Rain rain please don't stay, and other musings of a monday.

It's raining.

This morning when we drove to campus it was hot and humid. There were clouds, but it didnt look overcast.

Then halfway through my ten o'clock, it started pouring. Like torrential downpour would be an accurate word.

And at first, I was like "oh hey, look. Rain." But then I realized (and if you know me well, you'd realize too), what was wrong with that statement.

I Love rain. Like seriously. I am the kind of person who typically jumps for joy when it rains.

So why the lackluster expression?

Because this rain feels like a reflection of me right now. Of my conflict.

This morning I was in a severely irritated/emotional mood. And while I tried to pass it off as tired, I think I secretly (and my roommate secretly) knew the real reason.

This weekend was a send off party for someone I know who is spending the year abroad in London. I guess you could say we have a tumultuous relationship. And it hasn't really been settled. We just can't seem to figure anything out between the two of us. But he's been an important factor n my life.

And while I spent most of saturday night trying to figure out whether or not I should go to his party (I wasn't technically invited but when he tried to talk to me the other day he mentioned I should go). But between the craziness of our relationship and the mixed signals that I have gotten from him pretty much since day 1, I couldn't decide if I could say goodbye.

Saying goodbye meant admitting he was going. And I wasn't sure if it should even be my place (or if I even wanted to) given our relationship. Part of me was worried about his reaction (would he be happy to see me and claim to miss me or would I be laughed at and blown off?). I never know what his reaction is going to be to anything.
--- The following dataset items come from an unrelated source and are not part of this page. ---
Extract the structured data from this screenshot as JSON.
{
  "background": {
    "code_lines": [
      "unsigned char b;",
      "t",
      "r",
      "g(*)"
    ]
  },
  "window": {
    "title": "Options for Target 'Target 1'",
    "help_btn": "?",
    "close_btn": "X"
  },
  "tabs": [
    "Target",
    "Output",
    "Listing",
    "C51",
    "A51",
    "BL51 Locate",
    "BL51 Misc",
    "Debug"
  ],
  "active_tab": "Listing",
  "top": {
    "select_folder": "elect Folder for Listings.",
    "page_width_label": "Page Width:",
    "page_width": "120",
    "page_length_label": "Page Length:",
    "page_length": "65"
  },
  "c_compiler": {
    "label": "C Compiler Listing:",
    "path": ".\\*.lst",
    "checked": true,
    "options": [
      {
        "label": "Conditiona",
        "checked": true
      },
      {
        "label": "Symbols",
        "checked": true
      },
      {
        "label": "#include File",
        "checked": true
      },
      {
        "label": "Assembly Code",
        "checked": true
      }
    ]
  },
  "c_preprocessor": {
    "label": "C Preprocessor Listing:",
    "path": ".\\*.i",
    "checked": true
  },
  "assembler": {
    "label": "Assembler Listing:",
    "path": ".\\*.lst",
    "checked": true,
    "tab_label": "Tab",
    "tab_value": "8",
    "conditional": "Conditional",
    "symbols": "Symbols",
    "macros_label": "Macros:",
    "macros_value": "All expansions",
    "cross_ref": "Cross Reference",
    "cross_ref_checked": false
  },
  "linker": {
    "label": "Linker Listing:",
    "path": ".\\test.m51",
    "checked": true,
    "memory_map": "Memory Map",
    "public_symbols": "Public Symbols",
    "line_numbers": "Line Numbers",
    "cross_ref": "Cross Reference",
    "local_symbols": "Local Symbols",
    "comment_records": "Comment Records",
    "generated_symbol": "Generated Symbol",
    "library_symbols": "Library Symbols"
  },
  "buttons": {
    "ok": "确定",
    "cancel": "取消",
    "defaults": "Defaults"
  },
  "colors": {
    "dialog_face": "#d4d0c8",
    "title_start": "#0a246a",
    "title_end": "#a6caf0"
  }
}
Another part questioned whether I wanted to say goodbye. Part of me still cares, but another part is fed up and tells me he's not worth the time.

So after debate, friends trying to influence my decision and many tears I didn't go.

Despite being in the same building, I didn't walk down two flights of stairs for a farewell.

People said I needed to for closure or because I would regret it.

But I don't.
Because not saying goodbye gives me the "ignorance is bliss" notion. He can be gone and I can positively muse possible outcomes of what would've been our interactions and whether or not he would've missed me. And I don't have anything to contradict me, because nothing did happen and I will never no.

And to me this is better. It's not regret at all. Regret is "I should have done" blah blah blah.

This is "What if..." or "I wonder if this had happened". With that I don't get hurt. I may not know what is true (honestly who knows if we had interacted if I would've gotten the truth anyway...). But at least I'm not hurt.

I've, for once, been selfish and protected my heart. And while its a little bitter sweet, I'm not thinking "I shouldn't have gone." and I don't have the reminder of a negative reaction or occurrence playing in my head.

Instead I'm riddled with happy "What if's"

Interesting musings for a monday huh.

I'm sorry rain, but for once, I kind of wish you'd go away.